Serrer la mâchoire. C’est un fleuve qui voudrait sortir.. faire barrage. Ne pas se noyer, c’est tout ce qui importe. Pleurer pour se sentir mieux. Comme quoi, on peut changer les mots en eau. Ils sortent et personne ne les reconnaît....

...Oublier bien sûr, petit à petit pour faire de la place à d’autres événements, à d’autres gens, à d’autres enfants. Oublier à force de silence, traumatisme qui essuie la mémoire. Oublier de se répéter les images, les mots. Et puis un jour se lever, sans autre souvenir que la pesanteur épouvantable de la pierre de silence qui habite. C’est le silence qui n’est pas de larmes mais de catafalque....

...Et cet autre silence, que leurs corps définissent, c’est la tristesse, l’addiction, ce sont leurs ventres muets. Leur silence, c’est l’absence de paroles, l’empêchement d’avoir des mots à mettre dessus. C’est un silence qui vient de ce qu’on ne sait pas. De ce qui n’a pas été dit, qui ne sera jamais dit. Le silence sans support, un silence ni choisi, ni traumatique et secret, c’est le silence du non-savoir. Un silence fluide qui les entoure et les pénètre, un silence qui se fait partout sentir sans ne jamais dire son nom. Un silence qui entre sous la peau, qui cherche à prendre corps et le trouve.
C’est un silence sans alphabet, sans raison, un silence néant. Celui qui nous viendrait si on nous priait d’expliquer Dieu. Le silence de ce qu’on ne sait pas, c’est le silence né du silence. Un ennemi inconnu contre lequel on ne sait même pas qu’il faudrait se battre...

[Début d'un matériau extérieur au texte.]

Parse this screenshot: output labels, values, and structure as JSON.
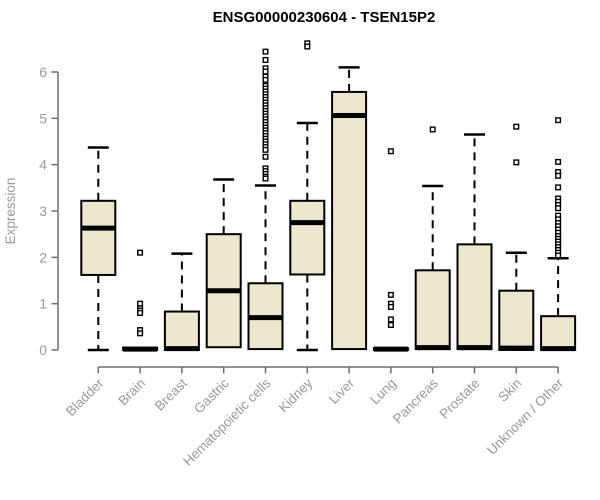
{
  "chart_data": {
    "type": "boxplot",
    "title": "ENSG00000230604 - TSEN15P2",
    "ylabel": "Expression",
    "xlabel": "",
    "ylim": [
      0,
      6.7
    ],
    "yticks": [
      0,
      1,
      2,
      3,
      4,
      5,
      6
    ],
    "grid": false,
    "legend": "none",
    "colors": {
      "box_fill": "#EDE7CE",
      "box_stroke": "#000000",
      "median": "#000000",
      "whisker": "#000000",
      "outlier_stroke": "#000000",
      "outlier_fill": "#ffffff",
      "axis": "#6e6e6e",
      "tick_label": "#9a9a9a",
      "title": "#000000",
      "background": "#ffffff"
    },
    "categories": [
      "Bladder",
      "Brain",
      "Breast",
      "Gastric",
      "Hematopoietic cells",
      "Kidney",
      "Liver",
      "Lung",
      "Pancreas",
      "Prostate",
      "Skin",
      "Unknown / Other"
    ],
    "series": [
      {
        "name": "Bladder",
        "whisker_low": 0,
        "q1": 1.62,
        "median": 2.63,
        "q3": 3.22,
        "whisker_high": 4.37,
        "outliers": []
      },
      {
        "name": "Brain",
        "whisker_low": 0,
        "q1": 0,
        "median": 0.02,
        "q3": 0.05,
        "whisker_high": 0.05,
        "outliers": [
          2.1,
          1.0,
          0.9,
          0.85,
          0.8,
          0.43,
          0.36
        ]
      },
      {
        "name": "Breast",
        "whisker_low": 0,
        "q1": 0,
        "median": 0.03,
        "q3": 0.83,
        "whisker_high": 2.08,
        "outliers": []
      },
      {
        "name": "Gastric",
        "whisker_low": 0.06,
        "q1": 0.06,
        "median": 1.28,
        "q3": 2.5,
        "whisker_high": 3.68,
        "outliers": []
      },
      {
        "name": "Hematopoietic cells",
        "whisker_low": 0,
        "q1": 0.02,
        "median": 0.7,
        "q3": 1.44,
        "whisker_high": 3.55,
        "outliers": [
          6.44,
          6.26,
          6.08,
          6.01,
          5.9,
          5.83,
          5.7,
          5.64,
          5.58,
          5.52,
          5.46,
          5.4,
          5.34,
          5.28,
          5.22,
          5.16,
          5.1,
          5.04,
          4.98,
          4.92,
          4.86,
          4.8,
          4.74,
          4.68,
          4.62,
          4.56,
          4.5,
          4.44,
          4.38,
          4.32,
          4.17,
          3.92,
          3.86,
          3.8,
          3.74,
          3.7
        ]
      },
      {
        "name": "Kidney",
        "whisker_low": 0,
        "q1": 1.63,
        "median": 2.75,
        "q3": 3.22,
        "whisker_high": 4.9,
        "outliers": [
          6.62,
          6.55
        ]
      },
      {
        "name": "Liver",
        "whisker_low": 0,
        "q1": 0.02,
        "median": 5.06,
        "q3": 5.57,
        "whisker_high": 6.1,
        "outliers": []
      },
      {
        "name": "Lung",
        "whisker_low": 0,
        "q1": 0,
        "median": 0.02,
        "q3": 0.04,
        "whisker_high": 0.04,
        "outliers": [
          4.29,
          1.19,
          1.0,
          0.93,
          0.66,
          0.54
        ]
      },
      {
        "name": "Pancreas",
        "whisker_low": 0.02,
        "q1": 0.02,
        "median": 0.05,
        "q3": 1.72,
        "whisker_high": 3.54,
        "outliers": [
          4.76
        ]
      },
      {
        "name": "Prostate",
        "whisker_low": 0.02,
        "q1": 0.02,
        "median": 0.05,
        "q3": 2.28,
        "whisker_high": 4.65,
        "outliers": []
      },
      {
        "name": "Skin",
        "whisker_low": 0,
        "q1": 0,
        "median": 0.04,
        "q3": 1.28,
        "whisker_high": 2.1,
        "outliers": [
          4.82,
          4.05
        ]
      },
      {
        "name": "Unknown / Other",
        "whisker_low": 0,
        "q1": 0,
        "median": 0.03,
        "q3": 0.73,
        "whisker_high": 1.98,
        "outliers": [
          4.96,
          4.06,
          3.84,
          3.76,
          3.51,
          3.27,
          3.2,
          3.13,
          3.06,
          2.9,
          2.82,
          2.74,
          2.67,
          2.6,
          2.53,
          2.46,
          2.4,
          2.34,
          2.28,
          2.22,
          2.16,
          2.1,
          2.04
        ]
      }
    ]
  }
}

...Il reste le mien de silence. Leur silence, peut-être, qui cherche en moi sa nouvelle coquille, qui la trouve, qui se nourrit d’isolement et mise en marge. Un silence oppressant parce que de mon observatoire solitaire, je le vois se distinguer, je le vois muer et prendre différentes formes, des formes vécues par mes femmes, subies par elles et qui se représentent à ma porte. Un silence révoltant, un silence de larmes, de pierre et de non-dit. Je le sais comme la douleur, l’immuable et l’incompréhension.
Ce silence ne se dissipera jamais ou très lentement..., il ne cesse pourtant de me pousser à prendre les mots, à bras le corps. Je prends la plume. Ce n’est pas encore dire vraiment. Ce n’est pas un verbe libre. C’est entre les deux. Un écrit. J’essaie de soigner mon silence. Je l’affronte dans le secret. Je développe une parole sans son, sans écho. Je forge une parole énigmatique, à l’abri des oreilles des autres, à l’abri de ma propre bouche. Car j’ai sans doute appris par le sang, celui du père et celui de ma mère, le danger de la parole. Ecrire, c’est choisir une voie pour une voix couverte de silences.